ASHDOD, Israel (Reuters) - A U.S. Navy warship has docked in the southern Israeli port of Ashdod, the first such visit there in almost 20 years, in what officials from both sides hailed as a sign of their strong ties in the face of shared adversaries like Iran.
Foreign navies generally prefer northern Haifa as their Israeli port of call, so the destroyer USS Ross’s arrival at Ashdod potentially signalled Washington’s interest in broadened berthing options for its Mediterranean Sixth Fleet.
“This visit has significance.
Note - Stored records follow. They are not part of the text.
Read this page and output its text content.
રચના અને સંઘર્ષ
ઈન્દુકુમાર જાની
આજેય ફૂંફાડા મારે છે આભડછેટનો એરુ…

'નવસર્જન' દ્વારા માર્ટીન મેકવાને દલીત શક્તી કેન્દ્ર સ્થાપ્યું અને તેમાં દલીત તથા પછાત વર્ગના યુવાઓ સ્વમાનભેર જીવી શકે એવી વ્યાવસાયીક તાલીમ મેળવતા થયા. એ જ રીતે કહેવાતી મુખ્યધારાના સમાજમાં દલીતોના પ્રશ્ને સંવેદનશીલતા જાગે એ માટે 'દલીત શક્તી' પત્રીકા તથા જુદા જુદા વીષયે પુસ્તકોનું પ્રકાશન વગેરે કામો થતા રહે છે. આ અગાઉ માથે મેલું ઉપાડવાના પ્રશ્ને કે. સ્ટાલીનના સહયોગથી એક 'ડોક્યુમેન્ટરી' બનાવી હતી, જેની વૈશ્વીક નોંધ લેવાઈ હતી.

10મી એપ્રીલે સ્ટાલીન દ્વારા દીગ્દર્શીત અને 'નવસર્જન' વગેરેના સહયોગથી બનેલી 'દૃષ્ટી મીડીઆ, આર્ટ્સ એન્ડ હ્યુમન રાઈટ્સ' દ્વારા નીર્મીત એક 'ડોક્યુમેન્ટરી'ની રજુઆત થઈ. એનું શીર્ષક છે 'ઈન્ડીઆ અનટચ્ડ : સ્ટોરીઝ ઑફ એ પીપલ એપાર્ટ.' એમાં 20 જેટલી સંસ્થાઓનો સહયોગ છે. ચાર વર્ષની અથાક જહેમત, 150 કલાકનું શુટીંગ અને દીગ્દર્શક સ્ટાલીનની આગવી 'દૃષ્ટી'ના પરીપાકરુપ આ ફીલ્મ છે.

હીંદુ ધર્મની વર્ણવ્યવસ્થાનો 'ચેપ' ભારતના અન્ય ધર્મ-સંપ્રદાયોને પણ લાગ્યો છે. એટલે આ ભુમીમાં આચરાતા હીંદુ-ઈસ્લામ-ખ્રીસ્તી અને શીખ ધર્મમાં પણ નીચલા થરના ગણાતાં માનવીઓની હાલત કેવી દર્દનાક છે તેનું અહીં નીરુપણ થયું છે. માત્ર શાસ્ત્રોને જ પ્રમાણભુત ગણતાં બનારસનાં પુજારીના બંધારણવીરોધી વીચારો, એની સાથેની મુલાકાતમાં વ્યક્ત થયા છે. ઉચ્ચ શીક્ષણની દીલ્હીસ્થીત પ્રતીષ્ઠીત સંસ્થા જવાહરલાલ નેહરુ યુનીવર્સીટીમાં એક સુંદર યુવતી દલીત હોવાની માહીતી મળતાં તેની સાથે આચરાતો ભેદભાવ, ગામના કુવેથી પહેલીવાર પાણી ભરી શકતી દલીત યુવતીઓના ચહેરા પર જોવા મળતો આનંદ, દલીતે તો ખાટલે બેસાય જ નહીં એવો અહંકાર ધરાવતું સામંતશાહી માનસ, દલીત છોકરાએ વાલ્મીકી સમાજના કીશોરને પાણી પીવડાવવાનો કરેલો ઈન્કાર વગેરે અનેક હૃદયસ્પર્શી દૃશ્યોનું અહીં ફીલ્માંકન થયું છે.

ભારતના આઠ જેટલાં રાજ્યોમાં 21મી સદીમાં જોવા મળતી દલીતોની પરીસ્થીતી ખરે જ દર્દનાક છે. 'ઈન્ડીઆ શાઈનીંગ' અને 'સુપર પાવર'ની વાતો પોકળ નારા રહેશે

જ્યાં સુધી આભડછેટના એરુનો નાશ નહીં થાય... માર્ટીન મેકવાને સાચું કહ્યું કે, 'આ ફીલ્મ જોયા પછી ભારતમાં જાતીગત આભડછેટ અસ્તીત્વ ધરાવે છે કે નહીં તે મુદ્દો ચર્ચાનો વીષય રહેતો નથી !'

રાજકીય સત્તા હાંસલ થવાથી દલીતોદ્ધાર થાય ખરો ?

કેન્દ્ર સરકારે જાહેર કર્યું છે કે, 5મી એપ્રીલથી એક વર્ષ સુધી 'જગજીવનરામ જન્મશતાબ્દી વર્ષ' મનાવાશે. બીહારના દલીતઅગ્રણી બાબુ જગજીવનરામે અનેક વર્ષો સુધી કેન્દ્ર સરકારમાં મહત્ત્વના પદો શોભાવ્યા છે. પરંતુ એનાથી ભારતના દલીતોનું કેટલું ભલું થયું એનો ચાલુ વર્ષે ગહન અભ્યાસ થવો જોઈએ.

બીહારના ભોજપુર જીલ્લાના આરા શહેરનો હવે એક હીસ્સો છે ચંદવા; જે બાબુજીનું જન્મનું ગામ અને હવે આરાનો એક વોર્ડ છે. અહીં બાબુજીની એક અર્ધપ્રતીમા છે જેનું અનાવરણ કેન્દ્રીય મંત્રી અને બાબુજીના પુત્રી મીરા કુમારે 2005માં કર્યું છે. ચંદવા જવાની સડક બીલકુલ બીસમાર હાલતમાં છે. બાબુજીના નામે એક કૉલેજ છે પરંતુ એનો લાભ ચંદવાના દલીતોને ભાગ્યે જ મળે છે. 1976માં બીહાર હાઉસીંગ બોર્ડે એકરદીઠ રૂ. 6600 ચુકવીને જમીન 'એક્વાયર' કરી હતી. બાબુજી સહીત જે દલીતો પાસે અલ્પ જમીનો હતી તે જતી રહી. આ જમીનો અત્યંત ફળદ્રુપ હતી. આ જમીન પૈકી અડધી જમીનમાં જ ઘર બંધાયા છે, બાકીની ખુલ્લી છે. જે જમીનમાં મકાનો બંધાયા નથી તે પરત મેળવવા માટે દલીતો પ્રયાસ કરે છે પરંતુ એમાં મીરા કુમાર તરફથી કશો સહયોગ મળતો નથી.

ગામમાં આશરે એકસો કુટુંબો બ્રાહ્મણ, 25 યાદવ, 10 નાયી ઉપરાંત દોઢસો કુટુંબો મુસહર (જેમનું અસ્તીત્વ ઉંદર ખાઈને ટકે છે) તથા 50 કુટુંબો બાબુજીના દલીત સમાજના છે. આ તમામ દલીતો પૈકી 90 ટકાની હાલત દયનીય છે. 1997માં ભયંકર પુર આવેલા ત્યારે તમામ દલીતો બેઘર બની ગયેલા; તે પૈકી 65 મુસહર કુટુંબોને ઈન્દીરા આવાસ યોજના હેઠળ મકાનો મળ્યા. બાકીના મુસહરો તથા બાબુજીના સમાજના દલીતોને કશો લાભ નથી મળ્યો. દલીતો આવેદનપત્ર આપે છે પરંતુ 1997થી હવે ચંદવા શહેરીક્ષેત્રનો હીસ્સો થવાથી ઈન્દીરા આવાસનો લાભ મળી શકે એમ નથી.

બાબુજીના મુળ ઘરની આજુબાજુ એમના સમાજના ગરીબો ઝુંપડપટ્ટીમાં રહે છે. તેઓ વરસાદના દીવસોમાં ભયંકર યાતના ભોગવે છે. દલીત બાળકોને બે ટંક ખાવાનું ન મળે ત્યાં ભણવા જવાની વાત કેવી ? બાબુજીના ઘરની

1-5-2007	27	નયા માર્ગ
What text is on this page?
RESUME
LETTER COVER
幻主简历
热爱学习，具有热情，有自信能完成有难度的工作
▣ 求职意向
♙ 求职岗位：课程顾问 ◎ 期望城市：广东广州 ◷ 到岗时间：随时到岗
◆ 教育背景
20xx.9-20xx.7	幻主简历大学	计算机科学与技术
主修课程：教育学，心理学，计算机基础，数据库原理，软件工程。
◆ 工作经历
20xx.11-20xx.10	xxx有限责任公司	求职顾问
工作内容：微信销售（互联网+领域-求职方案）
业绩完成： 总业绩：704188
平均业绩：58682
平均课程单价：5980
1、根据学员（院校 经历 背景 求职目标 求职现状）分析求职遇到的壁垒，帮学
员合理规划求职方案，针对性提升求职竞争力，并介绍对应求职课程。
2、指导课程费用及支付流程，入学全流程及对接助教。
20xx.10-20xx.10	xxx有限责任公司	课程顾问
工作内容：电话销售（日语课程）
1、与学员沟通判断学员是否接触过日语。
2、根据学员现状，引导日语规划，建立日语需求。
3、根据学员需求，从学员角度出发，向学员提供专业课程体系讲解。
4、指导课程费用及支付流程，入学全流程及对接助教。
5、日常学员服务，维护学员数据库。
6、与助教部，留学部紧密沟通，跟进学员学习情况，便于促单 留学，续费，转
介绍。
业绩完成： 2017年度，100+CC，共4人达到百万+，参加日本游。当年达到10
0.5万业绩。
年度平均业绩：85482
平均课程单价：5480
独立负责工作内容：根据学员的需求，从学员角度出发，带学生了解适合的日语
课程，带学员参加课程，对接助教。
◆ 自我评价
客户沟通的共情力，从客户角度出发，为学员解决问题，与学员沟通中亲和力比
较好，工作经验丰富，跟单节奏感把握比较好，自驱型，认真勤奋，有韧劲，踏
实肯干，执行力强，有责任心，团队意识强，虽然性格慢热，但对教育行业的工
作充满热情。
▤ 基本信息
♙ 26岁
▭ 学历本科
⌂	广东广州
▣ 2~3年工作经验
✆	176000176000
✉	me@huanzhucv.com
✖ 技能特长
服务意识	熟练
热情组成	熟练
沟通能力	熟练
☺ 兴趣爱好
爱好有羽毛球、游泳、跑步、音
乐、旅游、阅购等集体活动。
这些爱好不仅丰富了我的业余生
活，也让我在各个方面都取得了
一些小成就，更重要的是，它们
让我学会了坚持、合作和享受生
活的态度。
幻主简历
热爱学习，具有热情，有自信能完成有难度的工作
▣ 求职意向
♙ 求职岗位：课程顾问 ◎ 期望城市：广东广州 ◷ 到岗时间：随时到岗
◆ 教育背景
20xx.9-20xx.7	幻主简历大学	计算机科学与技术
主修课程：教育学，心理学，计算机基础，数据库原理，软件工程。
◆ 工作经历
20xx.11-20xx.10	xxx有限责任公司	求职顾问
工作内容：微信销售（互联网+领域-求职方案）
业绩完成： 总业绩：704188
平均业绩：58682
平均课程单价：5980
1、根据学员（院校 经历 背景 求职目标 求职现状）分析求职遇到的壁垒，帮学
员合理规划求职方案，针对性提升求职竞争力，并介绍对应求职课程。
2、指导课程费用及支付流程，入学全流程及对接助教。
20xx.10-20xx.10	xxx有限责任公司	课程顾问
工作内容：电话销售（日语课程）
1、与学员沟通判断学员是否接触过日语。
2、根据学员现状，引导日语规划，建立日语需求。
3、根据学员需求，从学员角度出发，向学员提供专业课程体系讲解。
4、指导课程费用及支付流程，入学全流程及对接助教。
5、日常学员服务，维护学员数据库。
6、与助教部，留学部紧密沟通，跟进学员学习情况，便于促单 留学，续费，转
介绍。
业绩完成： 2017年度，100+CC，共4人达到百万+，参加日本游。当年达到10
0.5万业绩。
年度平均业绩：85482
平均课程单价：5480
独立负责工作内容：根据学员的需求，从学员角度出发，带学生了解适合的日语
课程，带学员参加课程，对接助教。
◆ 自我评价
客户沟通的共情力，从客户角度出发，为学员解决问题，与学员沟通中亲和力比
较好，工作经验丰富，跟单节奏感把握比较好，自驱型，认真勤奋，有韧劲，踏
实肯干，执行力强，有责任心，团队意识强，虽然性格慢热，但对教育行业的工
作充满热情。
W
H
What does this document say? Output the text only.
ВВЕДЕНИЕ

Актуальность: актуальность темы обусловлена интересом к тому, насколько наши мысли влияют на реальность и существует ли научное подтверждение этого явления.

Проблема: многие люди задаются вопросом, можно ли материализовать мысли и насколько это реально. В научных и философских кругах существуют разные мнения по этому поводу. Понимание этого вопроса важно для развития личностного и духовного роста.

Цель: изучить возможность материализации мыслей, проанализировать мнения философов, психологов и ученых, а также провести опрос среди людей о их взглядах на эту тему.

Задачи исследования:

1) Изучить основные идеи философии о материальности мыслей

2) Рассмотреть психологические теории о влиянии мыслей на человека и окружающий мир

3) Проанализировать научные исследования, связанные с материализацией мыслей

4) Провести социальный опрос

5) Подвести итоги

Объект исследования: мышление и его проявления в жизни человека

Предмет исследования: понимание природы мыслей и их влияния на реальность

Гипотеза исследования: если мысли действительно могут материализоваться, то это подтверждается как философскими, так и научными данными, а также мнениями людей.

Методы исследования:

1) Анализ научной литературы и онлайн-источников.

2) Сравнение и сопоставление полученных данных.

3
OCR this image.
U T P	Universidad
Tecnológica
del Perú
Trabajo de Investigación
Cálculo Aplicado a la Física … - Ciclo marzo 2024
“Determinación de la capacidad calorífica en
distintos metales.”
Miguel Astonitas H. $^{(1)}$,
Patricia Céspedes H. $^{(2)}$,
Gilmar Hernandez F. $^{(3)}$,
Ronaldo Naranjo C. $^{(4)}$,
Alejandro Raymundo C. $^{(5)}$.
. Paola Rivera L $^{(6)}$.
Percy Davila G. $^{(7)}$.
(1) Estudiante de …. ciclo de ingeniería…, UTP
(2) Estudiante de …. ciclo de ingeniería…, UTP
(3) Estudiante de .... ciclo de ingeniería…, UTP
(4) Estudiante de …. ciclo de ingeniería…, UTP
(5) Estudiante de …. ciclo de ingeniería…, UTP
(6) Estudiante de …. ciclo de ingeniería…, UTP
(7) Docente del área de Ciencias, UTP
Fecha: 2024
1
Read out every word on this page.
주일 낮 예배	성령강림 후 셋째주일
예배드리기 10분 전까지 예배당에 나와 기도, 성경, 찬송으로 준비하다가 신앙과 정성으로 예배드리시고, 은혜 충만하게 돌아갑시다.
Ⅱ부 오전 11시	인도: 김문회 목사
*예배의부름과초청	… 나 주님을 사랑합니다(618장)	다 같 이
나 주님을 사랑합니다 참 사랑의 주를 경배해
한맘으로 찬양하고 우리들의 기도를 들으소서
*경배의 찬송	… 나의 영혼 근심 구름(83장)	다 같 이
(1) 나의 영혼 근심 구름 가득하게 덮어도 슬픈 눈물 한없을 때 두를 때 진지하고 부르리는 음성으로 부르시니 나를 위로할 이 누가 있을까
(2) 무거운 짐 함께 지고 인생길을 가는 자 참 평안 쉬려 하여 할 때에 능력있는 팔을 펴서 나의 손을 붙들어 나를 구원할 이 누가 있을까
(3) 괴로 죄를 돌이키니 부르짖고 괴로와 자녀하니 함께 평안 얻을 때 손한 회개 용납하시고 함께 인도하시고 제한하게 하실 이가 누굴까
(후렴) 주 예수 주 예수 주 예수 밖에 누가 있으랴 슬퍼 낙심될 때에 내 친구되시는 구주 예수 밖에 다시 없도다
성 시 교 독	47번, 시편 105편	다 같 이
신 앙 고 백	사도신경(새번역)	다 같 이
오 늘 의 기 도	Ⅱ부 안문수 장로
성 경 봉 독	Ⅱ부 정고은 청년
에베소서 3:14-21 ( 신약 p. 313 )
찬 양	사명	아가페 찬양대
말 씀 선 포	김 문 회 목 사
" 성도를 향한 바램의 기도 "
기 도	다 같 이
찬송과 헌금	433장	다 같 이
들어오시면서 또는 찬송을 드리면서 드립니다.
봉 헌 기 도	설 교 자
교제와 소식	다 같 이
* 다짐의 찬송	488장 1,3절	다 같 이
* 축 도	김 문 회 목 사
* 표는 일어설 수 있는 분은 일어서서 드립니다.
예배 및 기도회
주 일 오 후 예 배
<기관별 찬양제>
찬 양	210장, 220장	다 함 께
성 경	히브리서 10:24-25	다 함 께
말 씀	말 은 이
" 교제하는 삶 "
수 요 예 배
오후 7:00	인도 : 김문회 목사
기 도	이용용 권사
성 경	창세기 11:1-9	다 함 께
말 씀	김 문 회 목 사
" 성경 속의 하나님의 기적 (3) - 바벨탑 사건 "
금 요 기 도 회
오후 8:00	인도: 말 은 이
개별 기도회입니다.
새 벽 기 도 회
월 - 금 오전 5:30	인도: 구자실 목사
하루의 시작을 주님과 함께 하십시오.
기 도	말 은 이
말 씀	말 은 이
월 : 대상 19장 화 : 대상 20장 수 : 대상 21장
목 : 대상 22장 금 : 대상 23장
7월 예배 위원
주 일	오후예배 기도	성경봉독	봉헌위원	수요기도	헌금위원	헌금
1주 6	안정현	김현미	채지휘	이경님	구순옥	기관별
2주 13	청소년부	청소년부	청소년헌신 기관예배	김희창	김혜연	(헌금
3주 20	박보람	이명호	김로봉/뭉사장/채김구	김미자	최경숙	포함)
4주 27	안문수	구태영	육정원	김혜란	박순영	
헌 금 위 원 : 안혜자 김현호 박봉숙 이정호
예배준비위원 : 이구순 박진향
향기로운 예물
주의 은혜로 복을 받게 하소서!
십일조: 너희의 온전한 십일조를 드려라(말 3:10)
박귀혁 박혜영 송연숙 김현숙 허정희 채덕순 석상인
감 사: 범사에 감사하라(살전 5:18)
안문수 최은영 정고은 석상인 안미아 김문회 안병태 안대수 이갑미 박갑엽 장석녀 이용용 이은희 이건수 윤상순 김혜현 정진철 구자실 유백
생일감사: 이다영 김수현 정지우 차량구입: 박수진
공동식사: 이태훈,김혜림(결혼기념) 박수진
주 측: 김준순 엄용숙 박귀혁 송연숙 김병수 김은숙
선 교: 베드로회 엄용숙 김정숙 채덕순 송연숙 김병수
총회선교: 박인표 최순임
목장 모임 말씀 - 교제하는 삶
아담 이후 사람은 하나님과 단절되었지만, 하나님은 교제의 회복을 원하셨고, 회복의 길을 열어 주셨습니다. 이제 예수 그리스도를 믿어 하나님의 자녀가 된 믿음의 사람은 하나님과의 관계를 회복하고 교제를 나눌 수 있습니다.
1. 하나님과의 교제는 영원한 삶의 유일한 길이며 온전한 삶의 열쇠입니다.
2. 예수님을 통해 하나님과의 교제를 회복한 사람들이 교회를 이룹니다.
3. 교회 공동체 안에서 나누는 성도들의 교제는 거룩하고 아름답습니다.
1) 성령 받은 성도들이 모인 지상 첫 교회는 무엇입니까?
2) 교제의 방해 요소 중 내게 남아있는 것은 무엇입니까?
It symbolizes the deep alliance between Israel and the United States,” said Israeli Prime Minister Benjamin Netanyahu, speaking from the deck of the USS Ross, together with his wife and the U.S. ambassador to Israel.
“We are determined to defend ourselves against the Iranian military entrenchment in Syria,” Netanyahu said. “President Trump gave full support to this policy of ours, and the fact that this destroyer is visiting here today is an expression of that support.”
Netanyahu and his wife toured the ship, shaking hands with officers and sailors, and then took part in a ceremony onboard.
U.S. Sixth Fleet spokesman Commander Kyle Raines said in a statement to Reuters the port visit “reinforces the strong and enduring partnership between our two nations”.
Both Haifa and Ashdod face shelling threats - the former, from Hezbollah rockets in Lebanon and the latter from Palestinian rockets from the Gaza Strip.
In his statement, Raines did not refer to any such threat specifically, but said: “We conduct extensive analysis of all port facilities and communities where our ships pull into and have the ability to adjust our force protection measures as necessary to ensure the safety of our sailors.”